Cap analysis of gene expression (CAGE) is a 5′ sequence tag technology to globally determine transcriptional starting sites in the genome and their expression levels and has most recently been adapted to the HeliScope single molecule sequencer. Despite significant simplifications in the CAGE protocol, it has until now been a labour intensive protocol.

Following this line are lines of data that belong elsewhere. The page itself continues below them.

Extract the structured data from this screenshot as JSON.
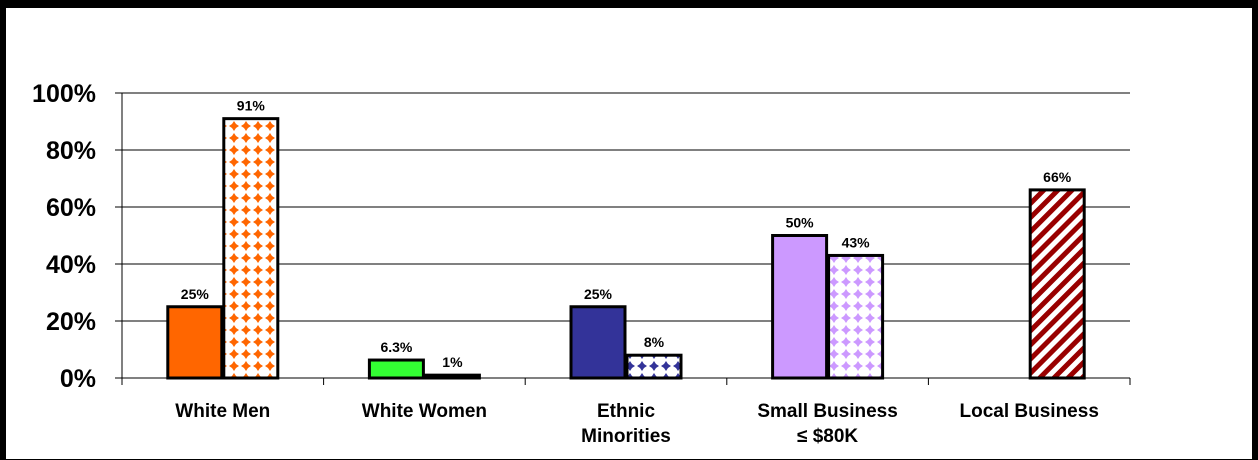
{
  "chart_data": {
    "type": "bar",
    "categories": [
      "White Men",
      "White Women",
      "Ethnic Minorities",
      "Small Business ≤ $80K",
      "Local Business"
    ],
    "category_lines": [
      [
        "White Men"
      ],
      [
        "White Women"
      ],
      [
        "Ethnic",
        "Minorities"
      ],
      [
        "Small Business",
        "≤ $80K"
      ],
      [
        "Local Business"
      ]
    ],
    "y_ticks": [
      "0%",
      "20%",
      "40%",
      "60%",
      "80%",
      "100%"
    ],
    "ylim": [
      0,
      100
    ],
    "grid": true,
    "bars": [
      {
        "category": 0,
        "slot": 0,
        "value": 25,
        "label": "25%",
        "fill": "#ff6600",
        "pattern": "solid"
      },
      {
        "category": 0,
        "slot": 1,
        "value": 91,
        "label": "91%",
        "fill": "#ff6600",
        "pattern": "dots"
      },
      {
        "category": 1,
        "slot": 0,
        "value": 6.3,
        "label": "6.3%",
        "fill": "#33ff33",
        "pattern": "solid"
      },
      {
        "category": 1,
        "slot": 1,
        "value": 1,
        "label": "1%",
        "fill": "#33ff33",
        "pattern": "dots"
      },
      {
        "category": 2,
        "slot": 0,
        "value": 25,
        "label": "25%",
        "fill": "#333399",
        "pattern": "solid"
      },
      {
        "category": 2,
        "slot": 1,
        "value": 8,
        "label": "8%",
        "fill": "#333399",
        "pattern": "dots"
      },
      {
        "category": 3,
        "slot": 0,
        "value": 50,
        "label": "50%",
        "fill": "#cc99ff",
        "pattern": "solid"
      },
      {
        "category": 3,
        "slot": 1,
        "value": 43,
        "label": "43%",
        "fill": "#cc99ff",
        "pattern": "dots"
      },
      {
        "category": 4,
        "slot": 1,
        "value": 66,
        "label": "66%",
        "fill": "#990000",
        "pattern": "stripes"
      }
    ]
  }
}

In this study we set out to adapt the protocol to a robotic workflow, which would increase throughput and reduce handling. The automated CAGE cDNA preparation system we present here can prepare 96 ‘HeliScope ready’ CAGE cDNA libraries in 8 days, as opposed to 6 weeks by a manual operator.We compare the results obtained using the same RNA in manual libraries and across multiple automation batches to assess reproducibility.
We show that the sequencing was highly reproducible and comparable to manual libraries with an 8 fold increase in productivity. The automated CAGE cDNA preparation system can prepare 96 CAGE sequencing samples simultaneously. Finally we discuss how the system could be used for CAGE on Illumina/SOLiD platforms, RNA-seq and full-length cDNA generation.